A GROUP of local authority leaders fighting plans which would see their councils replaced by a unitary authority covering the largest area in England have ramped up tensions by accusing their county council rivals of using “propaganda”.

The leaders of North Yorkshire’s seven district and borough councils have called on the county council to “play fair with the public” as it campaigns to create a system of local government it claims would save taxpayers at least £25m a year at a time pressures on public finances are set to mount.

The rift is growing despite many of the district and borough councils being Conservative colleagues of the county council’s Tory leaders and comes with just weeks to go until councils are expected to submit bids to the government over how local authorities should be run in the county and York.

It also comes despite county council leader Councillor Carl Les calling for “no acrimony” as proposals were being developed, as happened the last time creating a unitary authority in North Yorkshire was considered.

The district and borough council leaders criticism comes after the county council highlighted some benefits neighbouring Durham County Council had seen after becoming a unitary authority in 2009 and claimed its bid had been backed by its northern neighbour.

While Durham’s chief executive did state as a single authority North Yorkshire could expect to see local issues “dealt with really effectively”, its leader, Councillor Simon Henig, denied having endorsed the county’s plans.

Speaking on behalf of North Yorkshire’s seven district and borough council leaders, Councillor Mark Crane said: “The public deserve honesty and fairness as we work out the future of local government in North Yorkshire and York. But it is becoming clear that North Yorkshire County Council is instead resorting to propaganda to overstate support for its mega-council model.”

Cllr Crane said the district councils, which have yet to detail their proposals and are understood to have poured £175,000 of public money into a fighting fund, were “listening to the public and we’re thinking carefully”.

The criticism comes a fortnight after Ryedale District Council leader Councillor Keane Duncan claimed “a county-wide option would be the largest unitary ever created in England in terms of both population and area” with about 600,000 residents, despite North Yorkshire’s neighbour Leeds City Council having about 800,000 residents.

Cllr Crane said: “We are exploring all of the options with an independent study and we will ultimately be guided by evidence. Early analysis shows there are practical and democratic benefits to creating two unitary authorities with roughly even populations. This would result in new councils across North Yorkshire and York, both large enough to be efficient into the future but local enough to keep local connections to our communities. We promise to play fair, to be frank, and to be open and responsive to feedback, as we work with our residents, businesses and partners to build the very best proposal for new local government. We call upon North Yorkshire County Council to do the same.”

In response to the criticism, Cllr Les said he was disappointed the district leaders had characterised the county’s press statements as a propaganda war.

He said: “Their social media campaign may be seen as kettle and pot.
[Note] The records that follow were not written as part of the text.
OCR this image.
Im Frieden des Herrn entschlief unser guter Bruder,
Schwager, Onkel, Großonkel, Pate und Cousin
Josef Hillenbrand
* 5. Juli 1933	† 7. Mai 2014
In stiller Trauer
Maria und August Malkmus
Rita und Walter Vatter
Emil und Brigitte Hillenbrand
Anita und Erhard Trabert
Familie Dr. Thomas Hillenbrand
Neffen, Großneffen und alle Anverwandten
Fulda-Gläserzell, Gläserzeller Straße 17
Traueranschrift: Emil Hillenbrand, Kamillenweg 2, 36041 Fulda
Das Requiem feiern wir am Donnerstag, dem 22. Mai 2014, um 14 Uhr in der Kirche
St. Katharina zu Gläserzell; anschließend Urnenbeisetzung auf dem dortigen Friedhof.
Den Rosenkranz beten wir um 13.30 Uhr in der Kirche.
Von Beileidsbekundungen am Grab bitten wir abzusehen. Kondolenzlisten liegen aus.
However, I agree with Cllr Crane, a long-standing colleague, that we should all play fair.”

Cllr Les said the example of Durham had been used to demonstrate how community engagement can still operate effectively in a unitary authority, not to endorse the bid which has not been finished yet.

He said: “We have tried to be factual and play with a straight bat. We have not criticised the preparation of their proposal, other than we have a fundamental concern about splitting North Yorkshire in two, and bringing an unwilling York into the mix. They think that our proposal is too big. So let`s agree to disagree.

“Let`s get on and prepare our respective proposals and on the assumption we all get a letter inviting us to do so, let`s submit them to the Secretary of State and the Local Government Minister, the two most senior politicians in the land charged with making local government deliver, and let them test the bids against the criteria for success that they have drawn up. Then they can consult to gauge support.

“So no more thinking of whipped votes, no more trying to stop an opposing team get on the pitch, please. Let’s proceed with mutual respect. We are all trying to serve our residents to the best of our ability, increase efficiency and remove costs.”